Adam Próchnik


Adam Feliks Próchnik was a Polish socialist activist, politician and historian.

Life

Próchnik was born in Lwów, Austrian partition on 21 August 1892 to a middle class Jewish family. According to some sources, he was the extramarital son of Ignacy Daszyński.
While in high school he became involved in socialist activism. As a student, he joined the Polish Social Democratic Party of Galicia; he supported the Polish Socialist Party – Left faction over the Polish Socialist Party – Revolutionary Faction led by Józef Piłsudski.
Before World War I he joined the pro-independence paramilitary Polish organization, the Union of Armed Struggle. With the outbreak of World War I, he was conscripted into the Austro-Hungarian Army in 1914, and was badly wounded in 1917. During his convalescence in Vienna, he became a member of a secret Polish organization, the Polish Military Organisation.
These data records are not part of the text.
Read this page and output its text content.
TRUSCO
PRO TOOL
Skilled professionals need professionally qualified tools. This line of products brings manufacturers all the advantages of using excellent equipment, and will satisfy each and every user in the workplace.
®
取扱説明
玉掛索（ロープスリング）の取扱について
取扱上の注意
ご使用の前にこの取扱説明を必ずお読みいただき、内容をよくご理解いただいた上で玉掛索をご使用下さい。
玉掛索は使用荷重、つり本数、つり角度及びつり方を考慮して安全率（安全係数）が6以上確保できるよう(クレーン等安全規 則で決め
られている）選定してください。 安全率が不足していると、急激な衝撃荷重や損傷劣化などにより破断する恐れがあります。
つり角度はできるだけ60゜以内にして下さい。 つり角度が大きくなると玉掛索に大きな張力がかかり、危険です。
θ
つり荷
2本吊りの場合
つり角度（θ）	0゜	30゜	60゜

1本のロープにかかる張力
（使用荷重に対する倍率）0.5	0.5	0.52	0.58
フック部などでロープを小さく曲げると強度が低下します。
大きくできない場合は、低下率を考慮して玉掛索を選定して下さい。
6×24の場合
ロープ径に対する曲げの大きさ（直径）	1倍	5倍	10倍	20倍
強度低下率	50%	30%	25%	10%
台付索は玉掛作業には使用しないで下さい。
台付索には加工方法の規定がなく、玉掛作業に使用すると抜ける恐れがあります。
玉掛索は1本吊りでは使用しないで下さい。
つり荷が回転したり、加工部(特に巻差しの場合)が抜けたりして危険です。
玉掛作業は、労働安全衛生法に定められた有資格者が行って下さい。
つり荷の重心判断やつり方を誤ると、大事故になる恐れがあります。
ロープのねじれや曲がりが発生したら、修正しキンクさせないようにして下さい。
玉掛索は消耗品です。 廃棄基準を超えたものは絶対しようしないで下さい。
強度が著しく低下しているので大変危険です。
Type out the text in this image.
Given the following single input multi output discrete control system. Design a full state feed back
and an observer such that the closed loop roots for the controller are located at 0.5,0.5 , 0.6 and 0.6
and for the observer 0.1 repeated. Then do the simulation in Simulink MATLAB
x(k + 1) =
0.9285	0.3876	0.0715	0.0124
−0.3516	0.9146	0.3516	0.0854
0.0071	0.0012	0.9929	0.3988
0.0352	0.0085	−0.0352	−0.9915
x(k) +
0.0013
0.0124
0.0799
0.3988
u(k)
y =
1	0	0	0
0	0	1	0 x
As a member of PMO he encouraged Polish soldiers to desert from the Austrian Army and join newly created Polish formations. This resulted in a threat of court martial from the Austro-Hungarian Army, but eventually he was freed. Next, he participated in the battle of Lwów during the Polish–Ukrainian War.
In interwar Poland, Próchnik became an activist of the Polish Socialist Party and supported initiatives designed to improve the situation of the country's working class. He supported the inclusion of Silesia into renascent Poland. In the 1928 legislative elections, he was elected a deputy to the Polish Sejm. He steadily drifted to more extreme left position, supporting cooperation with the communists. Often - under pen-name Henryk Swoboda and publishing mostly in Robotnik - published essays attacking the right-wing sanacja Polish government and the endecja faction, which he blamed for undermining the nascent Polish democracy. This resulted in some of his publications being censored by the state. Some of his works would appear in unabridged version only after his death, published in the People's Republic of Poland.
He worked as an archivist in Piotrków and Poznań. For a time he was employed by Poland's Ministry of Culture and Religion. His attempt to enter the academic life ended when his application for a position in the University of Warsaw was rejected, due to his left wing views being unpopular among the right wing faculty there. He joined the leftist PPS group, Polish Socialists, but he tried to reconcile the divisions within PPS and took part in the negotiations with the more centrist PPS-WRN. He was involved in the collaborative underground effort to document Nazi crimes in Poland, worked in the underground Military History Bureau and contributed to the Kronika Okupacji project. He advocated cooperation with the Soviet Union. He became a member of the Political Consultative Committee. On 22 May 1942 he died of a heart attack.

Tributes

Several landmarks and organizations in Poland bear Próchnik's name.

Works

In his historical works, Próchnik was a strong adherent to Marxist views, and supported the dialectic materialism perspective. He was interested in studying the revolutionary processes, including social movements. He published numerous articles, both in academic journals and popular press, as well as several books. His historical research focused on following areas: French Revolution and its Polish contemporary, the Kościuszko Uprising; the period of Polish history following the failure of the January Uprising of 1863-1864; the study of the labor movement in Poland, including a study of the women's role in the Polish labor movement ; and contemporary history of the Second Polish Republic. Overall, his works are regarded as well researched and well written.